O SUS (Sistema Único de Saúde) oferece uma série de medicamentos para uma grande variedade de doenças e condições. Mas, nem sempre o medicamento prescrito pelo médico faz parte da lista de remédios fornecidos regularmente. Nessas situações, muitas pessoas recorrem à justiça para garantir que terão acesso ao tratamento necessário.

Recentemente, o Supremo Tribunal Federal (STF) julgou o “Tema 6” que envolve justamente a possibilidade de obtenção de medicamentos não incorporados ao Sistema Único de Saúde (SUS) através de ações judiciais.

O aumento do número de processos sobre direito à saúde, levando à chamada “judicialização da saúde”,  tem gerado muita discussão sobre a viabilidade do sistema público de saúde e a garantia de acesso a tratamentos eficazes e seguros, especialmente quanto ao fornecimento de medicamentos não incluídos nas listas oficiais do SUS.

O que o Supremo Tribunal Federal decidiu no “Tema 6”?

No julgamento do Tema 6, o STF determinou que o Estado tem o dever de fornecer medicamentos não incorporados ao SUS, mas estabeleceu critérios rigorosos e específicos que devem ser seguidos para que um paciente consiga obter um medicamento pelo SUS, não incluído nas listas de medicamentos disponibilizados rotineiramente.

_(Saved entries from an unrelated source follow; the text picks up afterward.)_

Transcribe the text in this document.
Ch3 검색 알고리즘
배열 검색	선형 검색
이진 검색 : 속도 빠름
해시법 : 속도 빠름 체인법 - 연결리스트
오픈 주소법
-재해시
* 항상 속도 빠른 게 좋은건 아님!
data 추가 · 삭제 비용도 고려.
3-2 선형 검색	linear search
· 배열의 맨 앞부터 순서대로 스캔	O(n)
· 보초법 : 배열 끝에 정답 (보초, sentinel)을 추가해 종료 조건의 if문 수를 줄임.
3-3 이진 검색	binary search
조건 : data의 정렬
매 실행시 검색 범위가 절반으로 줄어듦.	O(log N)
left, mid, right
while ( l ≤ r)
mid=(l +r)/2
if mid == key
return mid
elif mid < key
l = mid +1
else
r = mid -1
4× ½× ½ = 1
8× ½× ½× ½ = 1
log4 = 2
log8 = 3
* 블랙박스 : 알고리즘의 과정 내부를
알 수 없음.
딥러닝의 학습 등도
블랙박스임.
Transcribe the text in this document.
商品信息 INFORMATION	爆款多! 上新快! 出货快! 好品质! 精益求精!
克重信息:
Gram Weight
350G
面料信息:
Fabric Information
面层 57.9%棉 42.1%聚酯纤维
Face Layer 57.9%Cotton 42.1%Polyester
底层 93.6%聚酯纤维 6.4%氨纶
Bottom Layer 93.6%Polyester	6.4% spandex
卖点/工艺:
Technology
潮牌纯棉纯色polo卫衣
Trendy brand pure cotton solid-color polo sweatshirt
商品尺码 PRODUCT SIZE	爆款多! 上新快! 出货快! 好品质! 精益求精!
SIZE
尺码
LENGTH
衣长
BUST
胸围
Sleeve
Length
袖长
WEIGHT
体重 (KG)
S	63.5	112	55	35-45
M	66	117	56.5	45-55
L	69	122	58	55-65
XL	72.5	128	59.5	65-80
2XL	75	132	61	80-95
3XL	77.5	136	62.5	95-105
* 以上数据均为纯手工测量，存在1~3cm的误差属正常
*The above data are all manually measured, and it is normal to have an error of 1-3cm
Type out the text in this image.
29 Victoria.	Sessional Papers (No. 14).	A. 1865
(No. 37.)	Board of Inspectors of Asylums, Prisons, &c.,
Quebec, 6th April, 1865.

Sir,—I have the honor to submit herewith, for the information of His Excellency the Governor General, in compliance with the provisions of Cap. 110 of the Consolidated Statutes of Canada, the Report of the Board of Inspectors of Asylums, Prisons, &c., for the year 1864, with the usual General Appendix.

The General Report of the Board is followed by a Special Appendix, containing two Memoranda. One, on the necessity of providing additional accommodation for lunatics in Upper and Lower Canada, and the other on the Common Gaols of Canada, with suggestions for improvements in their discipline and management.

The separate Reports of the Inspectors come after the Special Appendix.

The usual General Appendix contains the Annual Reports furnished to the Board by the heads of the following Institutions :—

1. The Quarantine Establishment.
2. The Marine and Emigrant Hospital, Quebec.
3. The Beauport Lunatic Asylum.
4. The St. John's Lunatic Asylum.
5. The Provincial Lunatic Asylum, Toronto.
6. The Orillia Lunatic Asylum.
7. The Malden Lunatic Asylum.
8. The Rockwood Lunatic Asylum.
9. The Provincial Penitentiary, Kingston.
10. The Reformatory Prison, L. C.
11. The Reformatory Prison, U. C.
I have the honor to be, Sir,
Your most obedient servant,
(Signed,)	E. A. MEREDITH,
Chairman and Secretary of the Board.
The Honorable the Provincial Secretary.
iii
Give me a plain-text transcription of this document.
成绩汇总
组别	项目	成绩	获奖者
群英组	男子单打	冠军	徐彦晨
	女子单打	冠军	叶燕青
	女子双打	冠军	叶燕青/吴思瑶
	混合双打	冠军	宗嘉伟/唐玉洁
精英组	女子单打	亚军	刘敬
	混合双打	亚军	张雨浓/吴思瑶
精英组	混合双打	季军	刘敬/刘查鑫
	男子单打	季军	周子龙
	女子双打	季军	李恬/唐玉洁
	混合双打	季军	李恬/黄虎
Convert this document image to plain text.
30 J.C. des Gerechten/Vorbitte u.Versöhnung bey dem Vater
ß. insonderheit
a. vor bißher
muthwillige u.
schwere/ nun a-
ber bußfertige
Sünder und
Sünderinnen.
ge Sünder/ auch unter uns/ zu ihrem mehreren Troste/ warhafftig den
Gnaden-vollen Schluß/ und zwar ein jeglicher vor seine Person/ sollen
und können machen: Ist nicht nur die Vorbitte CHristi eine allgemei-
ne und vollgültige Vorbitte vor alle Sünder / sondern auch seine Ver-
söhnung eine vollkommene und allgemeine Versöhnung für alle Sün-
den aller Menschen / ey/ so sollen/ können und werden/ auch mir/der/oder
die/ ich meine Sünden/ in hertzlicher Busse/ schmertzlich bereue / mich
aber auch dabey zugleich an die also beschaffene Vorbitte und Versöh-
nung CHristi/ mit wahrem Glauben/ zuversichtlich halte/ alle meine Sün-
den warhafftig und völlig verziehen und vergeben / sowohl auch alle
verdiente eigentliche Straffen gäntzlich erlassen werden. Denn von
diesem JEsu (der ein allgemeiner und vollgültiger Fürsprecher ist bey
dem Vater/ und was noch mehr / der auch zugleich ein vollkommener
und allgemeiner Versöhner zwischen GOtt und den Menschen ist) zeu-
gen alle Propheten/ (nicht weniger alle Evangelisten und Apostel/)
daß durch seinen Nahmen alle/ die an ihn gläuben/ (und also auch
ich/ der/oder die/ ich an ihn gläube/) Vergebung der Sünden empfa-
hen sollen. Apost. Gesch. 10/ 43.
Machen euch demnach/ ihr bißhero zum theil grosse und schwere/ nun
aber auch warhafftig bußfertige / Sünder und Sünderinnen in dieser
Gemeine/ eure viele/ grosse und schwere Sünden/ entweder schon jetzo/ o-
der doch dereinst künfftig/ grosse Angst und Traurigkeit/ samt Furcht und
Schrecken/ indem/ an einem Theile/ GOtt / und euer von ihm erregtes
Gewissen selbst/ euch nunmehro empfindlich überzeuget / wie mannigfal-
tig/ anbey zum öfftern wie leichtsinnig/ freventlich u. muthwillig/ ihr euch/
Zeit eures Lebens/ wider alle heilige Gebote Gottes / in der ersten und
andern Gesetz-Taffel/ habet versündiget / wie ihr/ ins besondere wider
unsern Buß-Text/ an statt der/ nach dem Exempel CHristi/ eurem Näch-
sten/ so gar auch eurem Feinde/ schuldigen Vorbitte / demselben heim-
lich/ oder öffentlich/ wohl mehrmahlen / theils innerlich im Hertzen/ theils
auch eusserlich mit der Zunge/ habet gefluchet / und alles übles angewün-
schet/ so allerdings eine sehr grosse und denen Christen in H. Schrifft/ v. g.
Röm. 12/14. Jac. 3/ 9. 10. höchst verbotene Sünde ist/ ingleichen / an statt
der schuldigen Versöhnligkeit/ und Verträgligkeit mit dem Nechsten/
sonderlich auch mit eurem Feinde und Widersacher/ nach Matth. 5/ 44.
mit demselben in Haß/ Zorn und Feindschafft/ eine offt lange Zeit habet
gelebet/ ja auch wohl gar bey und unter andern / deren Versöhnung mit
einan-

A nossa equipe analisou a decisão, e destaca que esses critérios já vinham sendo exigido pelos juízes na prática. Ou seja: a decisão do STF é importante para deixar claro quando um medicamento deverá ser fornecido, e quem é o responsável por isso - mas, na prática, não vai prejudicar os direitos dos pacientes que precisam desse tipo de ação.

Quais são os critérios que o STF determinou?

Os requisitos ou critérios para que um medicamento possa ser concedido na Justiça são os seguintes:

1. Avaliação Médica e Prescrição 

Avaliação médica por um profissional de saúde, que deve ser registrado e habilitado para prescrever o medicamento necessário ao paciente. Após o diagnóstico, o médico deve prescrever o medicamento justificando sua necessidade, explicando por que os tratamentos disponíveis no SUS não são suficientes ou adequados para o caso do paciente.

Em outras palavras, não basta a receita ou indicação médica, é preciso ter um laudo completo, que permita explicar ao juiz os motivos pelos quais os outros tratamentos já oferecidos regularmente pelo SUS não são adequados, e por que aquela pessoa precisa de um medicamento que não faz parte da lista oficial. Também é importante indicar neste relatório médico quais são os riscos caso a pessoa não receba o tratamento que foi prescrito.

2. Comprovação de Eficácia e Segurança

O medicamento prescrito deve ter sua eficácia e segurança comprovadas com base em evidências científicas. Ou seja: não pode se tratar um tratamento experimental, que não se sabe se é realmente eficaz e seguro. O paciente, com o auxílio do médico e do advogado, deve reunir documentos e relatórios que comprovem que o medicamento é eficaz e necessário para o tratamento específico de sua condição.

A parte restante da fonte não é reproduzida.